The government has scrapped a 5 per cent duty on export of iron ore pellets in order to make overseas shipments competitive amid a sharp fall in international prices of the steelmaking raw material.
"This would improve capacity utilisation of pellet plants and give necessary boost to sector," steel and mines minister Narendra Singh Tomar tweeted.
The government had in 2014 slapped a 5 per cent export duty on iron ore pellets, which are value-added products of leftover material or low grade iron ore and are used in steel-making.
In a notification, the Central Board of Excise and Customs (CBEC) said: "... The Central Government being satisfied that it is necessary in public interest so to do, hereby makes following further amendments in the notification of the Government of India in Ministry of Finance (Department of Revenue) No. 27/2011- Customs, dated the 1st March, 2011."
''In the Table, against serial number 23 (Iron Ore Pellets), in column (4), for the entry "5 per cent", the entry "Nil" shall be substituted,'' the notification added.
Iron ore pellet makers as well as some miners had urged the government to reduce the export duty on iron ore as it would help in making the commodity more competitive.
The market for steel and its related raw material is undergoing a tough time on account of subdued demand and high production, which is adversely impacting the prices.
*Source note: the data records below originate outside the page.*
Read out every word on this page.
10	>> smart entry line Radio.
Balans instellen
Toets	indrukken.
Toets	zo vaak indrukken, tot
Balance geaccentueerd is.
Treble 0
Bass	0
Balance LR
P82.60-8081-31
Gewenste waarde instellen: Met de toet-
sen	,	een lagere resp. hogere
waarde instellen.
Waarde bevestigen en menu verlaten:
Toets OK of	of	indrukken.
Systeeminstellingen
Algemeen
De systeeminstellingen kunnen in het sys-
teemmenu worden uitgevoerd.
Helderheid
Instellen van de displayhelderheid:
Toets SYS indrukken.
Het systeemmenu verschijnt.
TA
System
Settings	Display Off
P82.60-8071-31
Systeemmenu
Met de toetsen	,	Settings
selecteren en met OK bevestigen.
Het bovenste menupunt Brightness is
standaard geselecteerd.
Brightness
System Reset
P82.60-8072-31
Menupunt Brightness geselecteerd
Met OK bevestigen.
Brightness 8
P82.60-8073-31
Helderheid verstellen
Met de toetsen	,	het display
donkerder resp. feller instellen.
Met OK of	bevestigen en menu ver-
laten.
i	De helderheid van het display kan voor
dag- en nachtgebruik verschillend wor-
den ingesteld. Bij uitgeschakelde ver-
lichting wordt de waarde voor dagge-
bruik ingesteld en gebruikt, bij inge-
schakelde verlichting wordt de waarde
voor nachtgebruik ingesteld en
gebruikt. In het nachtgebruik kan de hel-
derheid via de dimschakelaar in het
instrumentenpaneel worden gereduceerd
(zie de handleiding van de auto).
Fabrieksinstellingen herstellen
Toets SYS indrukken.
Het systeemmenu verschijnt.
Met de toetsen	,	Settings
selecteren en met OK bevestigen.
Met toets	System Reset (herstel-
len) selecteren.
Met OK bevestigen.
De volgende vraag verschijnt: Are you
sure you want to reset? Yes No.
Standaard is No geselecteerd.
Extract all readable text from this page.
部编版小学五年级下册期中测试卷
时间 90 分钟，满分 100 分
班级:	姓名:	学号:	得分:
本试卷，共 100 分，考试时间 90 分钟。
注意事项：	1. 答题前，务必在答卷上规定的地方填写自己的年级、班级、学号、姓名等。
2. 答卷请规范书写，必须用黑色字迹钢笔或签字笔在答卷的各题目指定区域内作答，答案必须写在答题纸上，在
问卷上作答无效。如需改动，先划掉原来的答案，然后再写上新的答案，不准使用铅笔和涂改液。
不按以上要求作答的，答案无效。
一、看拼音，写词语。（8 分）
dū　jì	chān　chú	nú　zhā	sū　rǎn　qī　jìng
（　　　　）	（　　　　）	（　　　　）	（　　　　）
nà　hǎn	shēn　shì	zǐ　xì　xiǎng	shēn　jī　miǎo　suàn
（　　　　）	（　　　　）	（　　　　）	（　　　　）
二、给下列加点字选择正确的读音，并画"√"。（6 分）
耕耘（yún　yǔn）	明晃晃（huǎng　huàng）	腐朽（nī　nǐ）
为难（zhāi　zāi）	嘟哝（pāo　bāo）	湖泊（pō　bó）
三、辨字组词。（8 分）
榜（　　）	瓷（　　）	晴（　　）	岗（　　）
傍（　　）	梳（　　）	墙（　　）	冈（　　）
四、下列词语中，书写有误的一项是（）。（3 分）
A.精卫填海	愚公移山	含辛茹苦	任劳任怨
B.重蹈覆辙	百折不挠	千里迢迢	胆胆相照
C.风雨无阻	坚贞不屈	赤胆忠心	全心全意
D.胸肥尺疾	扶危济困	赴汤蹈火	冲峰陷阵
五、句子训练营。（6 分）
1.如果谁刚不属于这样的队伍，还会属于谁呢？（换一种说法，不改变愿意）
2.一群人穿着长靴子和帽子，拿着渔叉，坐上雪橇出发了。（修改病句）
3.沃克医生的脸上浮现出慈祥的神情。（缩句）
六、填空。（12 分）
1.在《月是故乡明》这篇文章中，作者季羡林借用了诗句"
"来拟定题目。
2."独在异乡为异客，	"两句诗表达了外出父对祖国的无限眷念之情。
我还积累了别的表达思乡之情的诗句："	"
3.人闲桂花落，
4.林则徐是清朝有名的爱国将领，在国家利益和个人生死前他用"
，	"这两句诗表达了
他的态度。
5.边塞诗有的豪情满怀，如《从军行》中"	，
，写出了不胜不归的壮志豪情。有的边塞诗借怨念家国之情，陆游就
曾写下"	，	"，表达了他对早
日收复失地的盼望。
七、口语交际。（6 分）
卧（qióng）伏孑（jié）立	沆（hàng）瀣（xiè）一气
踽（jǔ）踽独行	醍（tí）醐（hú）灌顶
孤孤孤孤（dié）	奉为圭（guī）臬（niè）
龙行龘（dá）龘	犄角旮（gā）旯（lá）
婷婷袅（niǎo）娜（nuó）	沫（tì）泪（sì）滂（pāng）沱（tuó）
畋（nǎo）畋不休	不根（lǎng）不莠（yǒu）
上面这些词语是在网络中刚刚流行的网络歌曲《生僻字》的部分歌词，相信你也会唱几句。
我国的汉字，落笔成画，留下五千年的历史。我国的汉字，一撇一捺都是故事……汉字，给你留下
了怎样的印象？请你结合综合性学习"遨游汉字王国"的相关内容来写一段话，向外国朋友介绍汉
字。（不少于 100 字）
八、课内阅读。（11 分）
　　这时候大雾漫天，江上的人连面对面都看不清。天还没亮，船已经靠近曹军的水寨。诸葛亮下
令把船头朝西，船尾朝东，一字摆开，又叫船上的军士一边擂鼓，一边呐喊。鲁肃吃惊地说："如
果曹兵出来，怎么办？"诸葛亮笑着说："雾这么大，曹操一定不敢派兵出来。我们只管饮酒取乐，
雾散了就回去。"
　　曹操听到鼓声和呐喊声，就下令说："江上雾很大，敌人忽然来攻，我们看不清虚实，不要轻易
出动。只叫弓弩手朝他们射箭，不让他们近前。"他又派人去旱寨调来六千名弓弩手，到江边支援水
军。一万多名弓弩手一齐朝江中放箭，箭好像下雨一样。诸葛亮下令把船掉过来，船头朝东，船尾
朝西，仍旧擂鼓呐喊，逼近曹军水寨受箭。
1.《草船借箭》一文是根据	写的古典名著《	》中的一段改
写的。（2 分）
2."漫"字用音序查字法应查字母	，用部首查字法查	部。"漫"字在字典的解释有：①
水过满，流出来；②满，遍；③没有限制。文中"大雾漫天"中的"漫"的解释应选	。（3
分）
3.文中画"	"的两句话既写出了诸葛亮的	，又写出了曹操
Besides, fall in demand in China, the worlds' biggest metal consumer, is leading to the country dumping excess steel and other finished products in consuming countries, including India, a move that has impacted the top- and bottom-line of the mining and steel companies.
The development comes after mining and related industries approached the government, last year, to provide exemption to them on the lines of those provided to state-run mines NMDC.
Last year in October, the government reduced the export duty on export of iron by MMTC (only NMDC origin) to Japan and South Korea under the Long Term Agreement (LTA), from 30 per cent to 10 per cent, up to and inclusive of 31 March 2018.